East Europe Bad Debt Legacy Holds Back Recovery, Raiffeisen Says
Delinquent loans in eastern European countries including Hungary, Ukraine, Slovenia and the Balkans are holding back economic recovery and may prevent capital from being spent productively, a study showed.
A total of 135 billion euros ($175 billion) of loans, or 10 percent of all borrowings, are overdue in the former communist part of Europe, according to a study by Raiffeisen Bank International AG (RBI), the Vienna-based lender that’s the second-biggest in the region. In countries with rates exceeding 10 percent, regulators and lenders need to prevent knock-on effects on the economy, the study released today in Istanbul said.

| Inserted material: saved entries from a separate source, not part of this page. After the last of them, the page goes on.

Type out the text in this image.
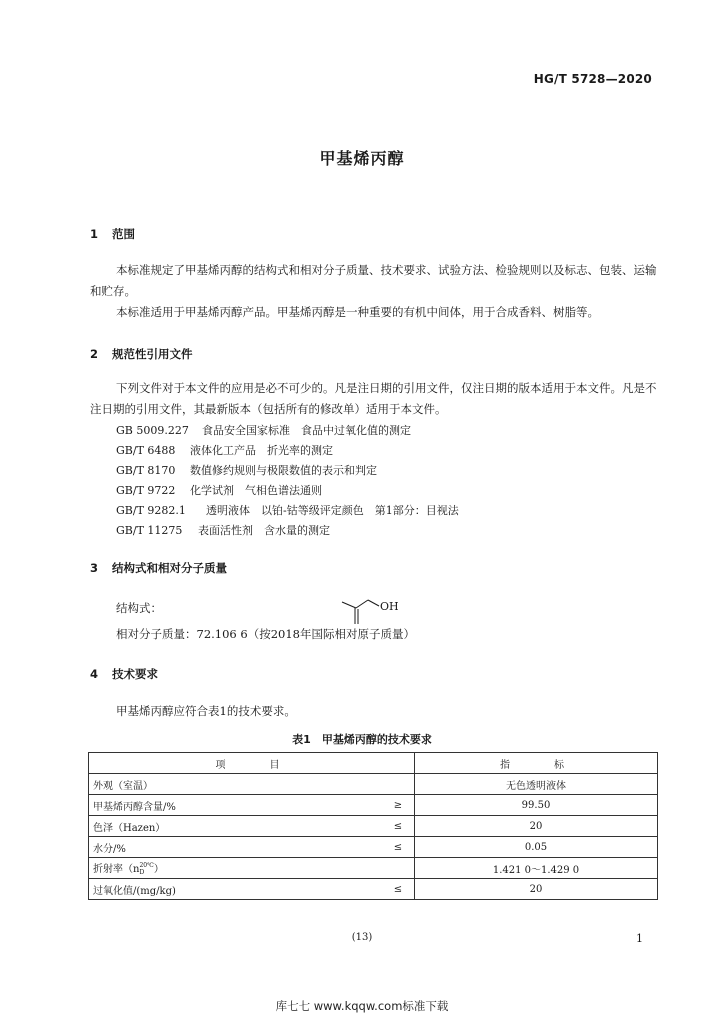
HG/T 5728—2020
甲基烯丙醇
1 范围
本标准规定了甲基烯丙醇的结构式和相对分子质量、技术要求、试验方法、检验规则以及标志、包装、运输和贮存。
本标准适用于甲基烯丙醇产品。甲基烯丙醇是一种重要的有机中间体，用于合成香料、树脂等。
2 规范性引用文件
下列文件对于本文件的应用是必不可少的。凡是注日期的引用文件，仅注日期的版本适用于本文件。凡是不注日期的引用文件，其最新版本（包括所有的修改单）适用于本文件。
GB 5009.227 食品安全国家标准　食品中过氧化值的测定
GB/T 6488 液体化工产品　折光率的测定
GB/T 8170 数值修约规则与极限数值的表示和判定
GB/T 9722 化学试剂　气相色谱法通则
GB/T 9282.1 透明液体　以铂-钴等级评定颜色　第1部分：目视法
GB/T 11275 表面活性剂　含水量的测定
3 结构式和相对分子质量
结构式：	OH
相对分子质量：72.106 6（按2018年国际相对原子质量）
4 技术要求
甲基烯丙醇应符合表1的技术要求。
表1　甲基烯丙醇的技术要求
项　　目		指　　标
外观（室温）		无色透明液体
甲基烯丙醇含量/%	≥	99.50
色泽（Hazen）	≤	20
水分/%	≤	0.05
折射率（n 20℃
D ）		1.421 0～1.429 0
过氧化值/(mg/kg)	≤	20
(13)	1
库七七 www.kqqw.com标准下载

“In southeast Europe, Ukraine, Hungary and Slovenia, fairly high non-performing loan stocks and double-digit ratios in the range of 15 percent to 25 percent seem to become more and more a burden for the banking sectors and the economic recovery,” Raiffeisen analyst Gunter Deuber said in the study. “In these markets joint efforts to tackle NPLs and to improve the NPL workout” would be “reasonable.”
Western European lenders including Raiffeisen, UniCredit SpA (UCG) and Erste Group Bank AG (EBS) bankrolled eastern Europe’s boom with cheap loans before the 2008 credit crunch. In many countries, banks lent to households in euros or Swiss francs to bypass higher local interest rates, exacerbating the economic downturn when the region’s currencies weakened. Bad loans shot up since 2009 and are weighing on bank balance sheets.
Regulators and international lenders that have propped up countries in the region with emergency loans since 2008 are calling on banks and national regulators to resolve the bad debt issue by encouraging banks to write them off and move on.
“A well-balanced NPL restructuring within some challenging central and eastern European banking markets seems to be in the interest of all relevant stakeholders,” Deuber said in the report. “Nevertheless, any NPL resolution has to factor in the currently reduced earning capabilities in some of these markets.”
In several of the countries most affected by bad loans, the non-performing debt is linked to real-estate assets that lost value when property bubbles burst, Raiffeisen’s Deuber said. That leads to banks ending up with assets they seized as collateral for overdue loans, and are now waiting for prices to recover, instead of pursuing new lending business, he said.
“Capital remains locked in unproductive use,” Deuber said in the report. “A high NPL stock may even lead to unintended structural developments, as not the most productive investments will be financed, but just the ones that do not need large scale and long-term debt financing.”
Eastern Europe’s economic growth prospects have worsened as Russia and Poland are slowing significantly, the European Bank for Reconstruction and Development said yesterday.
The 30 eastern European and central Asian countries where the EBRD invests will expand 2.1 percent this year, the London-based lender said, cutting its January forecast of 3 percent. The economies, which expanded 2.5 percent last year, will grow 3.1 percent in 2014, the EBRD predicted.
The western-owned lenders that control the banking system in eastern Europe outside the former Soviet Union didn’t cause a credit crunch in the region or engaged in “deleveraging,” Raiffeisen said.
Total lending in euro terms rose 15 percent in 2012, bringing cumulative growth since 2010 to 22 percent, the study said. In the five years to 2017, loan growth will be briskest in Russia and Poland, at 13 percent and 10 percent a year, respectively, Raiffeisen estimates.
The bad debt burden isn’t present in the entire eastern European region. In Russia and Poland, the biggest banking markets, only 4.8 percent and 7.7 percent of loans are overdue, respectively, according to Raiffeisen. In the export-oriented Czech and Slovak republics, the rate is between 5 and 6 percent.